Your intuition is correct that the axis alignment bias is almost exclusively limited to the synthetic scenes. For this reason, the random Fourier features is a good default for real scenes. In the ideal case you would sample the frequencies and directions to match the target scene. We leave these extensions to future work.

qsobad commented 3 years ago

i did some more experiments, and i have some observations that doesn't fit the explaination. i did them on a real scene (one only) so i guess it's not axis aligned.

  1. i found that gaussian has more observable defacts although it looks more smooth, and actually it has lower score too.
  2. i used prime number as well, and it shows details more quickly, but it has lower score that posenc (i guess it's because of missing frequencies, the effect is somehow similar to scaled posenc, e.g. 2,4,6,8...).

score: posenc > prime > gaussian (the curve fits perfectly, just around 0.25 higher) (the noise i mentioned previously is due to too high noise scale, i tuned down and it does not affect the experiments here.)

btw, my trials on sirens shows higher score but a lot more visible defacts and instability, so i am not going to test it further.

kwea123 commented 3 years ago

@qsobad Can you share your final siren structure? I tried many different parameters (different number of features, layers, frequencies) but none of them gives me any better results... The scores are all 5 points less than PE...

I feel that it might require some additional losses to make it converge. Like in the SDF experiment in the paper, I tried disabling some losses and it doesn't look good anymore.

qsobad commented 3 years ago

it's very similar to posenc xyz -> 8sirennet -> 1linear + relu -> sigma xyz -> 8sirennet -> 1linear -> 1*sirennet -> 1linear + sigmoid -> rgb the score is not much higher though.

what do you mean by disabling some losses.

sally-chen commented 3 years ago

@kwea123 How do you know if the lego dataset is axis aligned?

kwea123 commented 3 years ago

@qsobad Disabling some losses make it worse, so I think maybe the reason it doesn't work for NeRF is that the reconstruction l2 loss is not enough to make it learn, we need some other losses. @sally-chen look at the image to see if the lego car is parallel to the axis or not, this is very subjective and not applicable to real scene.

sally-chen commented 3 years ago

@kwea123 Thanks for answering! And just wondering, if there are many frequencies included in positional encoding why is it still only limited to axis aligned scenes? (ie, don't different frequencies represent different axes? Where is the limitation from? )
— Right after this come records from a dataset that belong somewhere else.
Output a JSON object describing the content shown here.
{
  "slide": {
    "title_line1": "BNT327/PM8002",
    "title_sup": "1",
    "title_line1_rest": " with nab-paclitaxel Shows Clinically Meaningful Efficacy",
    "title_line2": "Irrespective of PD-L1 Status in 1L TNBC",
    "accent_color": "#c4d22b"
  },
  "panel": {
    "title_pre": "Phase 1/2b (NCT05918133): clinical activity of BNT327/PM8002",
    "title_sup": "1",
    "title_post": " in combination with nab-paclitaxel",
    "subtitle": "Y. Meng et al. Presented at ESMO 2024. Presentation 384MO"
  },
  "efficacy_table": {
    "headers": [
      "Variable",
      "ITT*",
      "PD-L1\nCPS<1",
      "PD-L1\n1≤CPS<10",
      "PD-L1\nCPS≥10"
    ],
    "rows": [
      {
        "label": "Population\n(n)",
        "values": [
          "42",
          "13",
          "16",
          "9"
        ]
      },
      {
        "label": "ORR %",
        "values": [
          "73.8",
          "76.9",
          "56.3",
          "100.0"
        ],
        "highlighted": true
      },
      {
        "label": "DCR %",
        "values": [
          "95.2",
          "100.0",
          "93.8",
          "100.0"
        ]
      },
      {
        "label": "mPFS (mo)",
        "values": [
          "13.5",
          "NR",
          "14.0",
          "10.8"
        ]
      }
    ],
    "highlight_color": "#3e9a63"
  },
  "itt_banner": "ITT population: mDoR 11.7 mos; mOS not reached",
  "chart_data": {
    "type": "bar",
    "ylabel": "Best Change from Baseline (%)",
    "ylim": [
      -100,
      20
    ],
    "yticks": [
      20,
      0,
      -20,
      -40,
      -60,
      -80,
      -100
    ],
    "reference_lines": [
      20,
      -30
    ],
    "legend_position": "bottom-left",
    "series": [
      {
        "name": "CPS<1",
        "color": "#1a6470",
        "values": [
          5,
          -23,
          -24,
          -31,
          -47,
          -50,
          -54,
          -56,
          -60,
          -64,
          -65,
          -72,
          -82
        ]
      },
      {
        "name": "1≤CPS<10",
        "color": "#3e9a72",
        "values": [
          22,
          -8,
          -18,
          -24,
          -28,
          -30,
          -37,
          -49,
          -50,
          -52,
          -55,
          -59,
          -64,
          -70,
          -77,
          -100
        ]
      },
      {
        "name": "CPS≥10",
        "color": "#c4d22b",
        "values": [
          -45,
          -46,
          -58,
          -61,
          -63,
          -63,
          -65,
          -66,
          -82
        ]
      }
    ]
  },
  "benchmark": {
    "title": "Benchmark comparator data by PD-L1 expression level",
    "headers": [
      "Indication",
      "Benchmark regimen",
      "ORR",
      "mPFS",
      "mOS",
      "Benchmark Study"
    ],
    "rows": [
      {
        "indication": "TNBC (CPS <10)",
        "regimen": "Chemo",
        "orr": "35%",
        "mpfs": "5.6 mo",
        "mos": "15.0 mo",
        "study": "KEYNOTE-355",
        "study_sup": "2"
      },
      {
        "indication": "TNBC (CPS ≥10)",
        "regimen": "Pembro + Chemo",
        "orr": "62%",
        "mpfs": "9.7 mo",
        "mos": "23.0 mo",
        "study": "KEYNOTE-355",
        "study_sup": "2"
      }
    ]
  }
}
kwea123 commented 3 years ago

PE has only features like sin(ax), so the effect of x,y,z is independent. In order to capture non axis aligned features, one would need features like sin(ax+by+cz) which mix x,y,z together.

qsobad commented 3 years ago

PE has only features like sin(ax), so the effect of x,y,z is independent. In order to capture non axis aligned features, one would need features like sin(ax+by+cz) which mix x,y,z together.

that would be like another direction (sth like [a,b,c]) of fourier feature?

sally-chen commented 3 years ago

I see, did not not think from this perspective at all! This is representing random vectors in frequency space vs. on axis vectors. Thanks a lot!

krikru commented 3 years ago

@qsobad Yes, exactly; it would have the direction (a, b, c).

krikru commented 3 years ago

@qsobad How did you initialize the weights for the SIREN layers? According to the paper, they propose to draw the weights from the distribution u(-sqrt(6/n), sqrt(6/n)) (where n is the number of neurons in the previous layer), and for the first layer, they use a modified activation function where they multiply Wx by 30 in the argument to the sin function.

krikru commented 3 years ago

If you use the i_embed -1 option to skip input encoding, in what range will the inputs to the network lie?